In vitro simultaneous measurements of relaxation and nitric oxide concentration in rat superior mesenteric artery

Abstract

1. The relationship between nitric oxide (NO) concentration measured with an NO-specific microelectrode and endothelium-dependent relaxation was investigated in isolated rat superior mesenteric artery contracted with 1 μM noradrenaline.

2. Acetylcholine (10 μM) induced endothelium-dependent simultaneous increases in luminal NO concentration of 21 ± 6 nM, and relaxations with pD₂ values and maximum of 6.95 ± 0.32 and 97.5 ± 0.7 % (n = 7), respectively. An inhibitor of NO synthase, N^G-nitro-L-arginine (L-NOARG, 100 μM) inhibited the relaxations and increases in NO concentration induced by acetylcholine.

3. Oxyhaemoglobin (10 μM) reversed the relaxations and increases in NO concentrations induced by acetylcholine, S-nitroso-N-acetylpenicillamine (SNAP) and S-morpholino-sydnonimine (SIN-1), but not the relaxations induced with forskolin. Oxyhaemoglobin also decreased the NO concentration below baseline level.

4. In the presence of L-NOARG (100 μM), a small relaxation to acetylcholine (10 μM) of noradrenaline-contracted segments was still seen; oxyhaemogobin inhibited this relaxation and decreased the NO concentration by 14 ± 4 nM (n = 4).
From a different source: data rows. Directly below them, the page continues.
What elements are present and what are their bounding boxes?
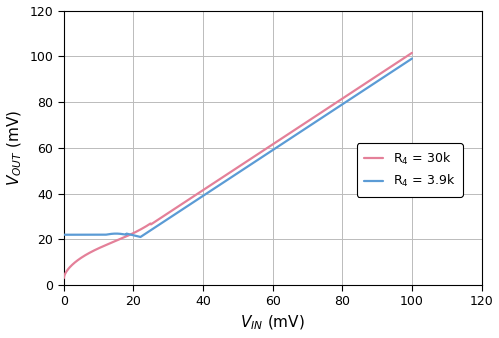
R$_4$ = 30k <box>82 253 88 257</box>
R$_4$ = 3.9k <box>272 146 278 150</box>
R$_4$ = 3.9k <box>263 152 269 156</box>
R$_4$ = 30k <box>272 141 278 145</box>
R$_4$ = 3.9k <box>61 233 67 237</box>
X-axis label: $\mathit{V}$$_\mathit{IN}$ (mV): $\mathit{V}$$_\mathit{IN}$ (mV) <box>240 314 305 333</box>
R$_4$ = 30k <box>282 134 288 138</box>
R$_4$ = 30k <box>325 106 331 110</box>
R$_4$ = 3.9k <box>82 233 88 237</box>
R$_4$ = 3.9k <box>283 139 289 143</box>
Y-axis label: $\mathit{V}$$_\mathit{OUT}$ (mV): $\mathit{V}$$_\mathit{OUT}$ (mV) <box>5 110 24 186</box>
R$_4$ = 3.9k <box>138 235 144 239</box>
R$_4$ = 3.9k <box>325 112 331 116</box>
R$_4$ = 3.9k <box>361 88 367 92</box>
R$_4$ = 3.9k <box>409 56 415 61</box>
R$_4$ = 30k <box>409 51 415 55</box>
Line: R$_4$ = 30k: R$_4$ = 30k <box>64 53 412 278</box>
R$_4$ = 30k <box>61 276 67 280</box>
R$_4$ = 30k <box>361 82 367 87</box>
Legend: R$_4$ = 30k, R$_4$ = 3.9k: R$_4$ = 30k, R$_4$ = 3.9k <box>357 143 463 196</box>
R$_4$ = 30k <box>263 147 269 151</box>
Line: R$_4$ = 3.9k: R$_4$ = 3.9k <box>64 58 412 237</box>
5. The NO concentration-relaxation relationship for acetylcholine resembled that for SNAP and SIN-1 more than for authentic NO. Thus while 7-17 nM NO induced half-maximal relaxations in response to SNAP or SIN-1, 378 ± 129 nM NO (n = 4) was needed for half-maximal relaxation to authentic NO.
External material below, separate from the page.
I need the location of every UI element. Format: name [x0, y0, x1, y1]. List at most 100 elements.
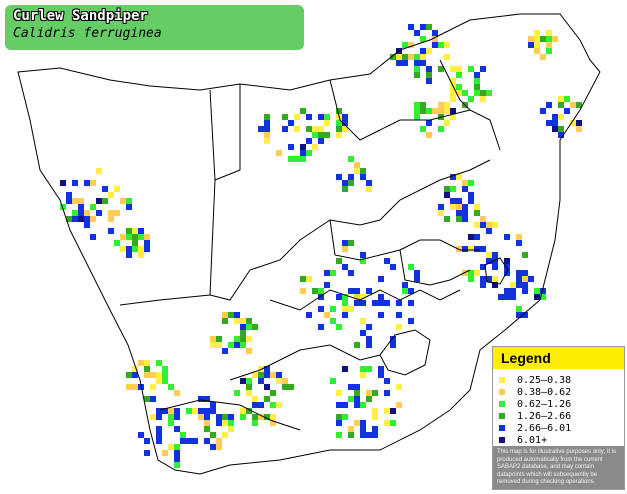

6. The present study provides direct evidence that the relaxation of the rat superior mesenteric artery with the endothelium-dependent vasodilator acetylcholine is correlated to the endogeneous release of NO. The study also suggests that NO mediates the L-NOARG-resistant relaxations in this artery, and that there is a basal NO release.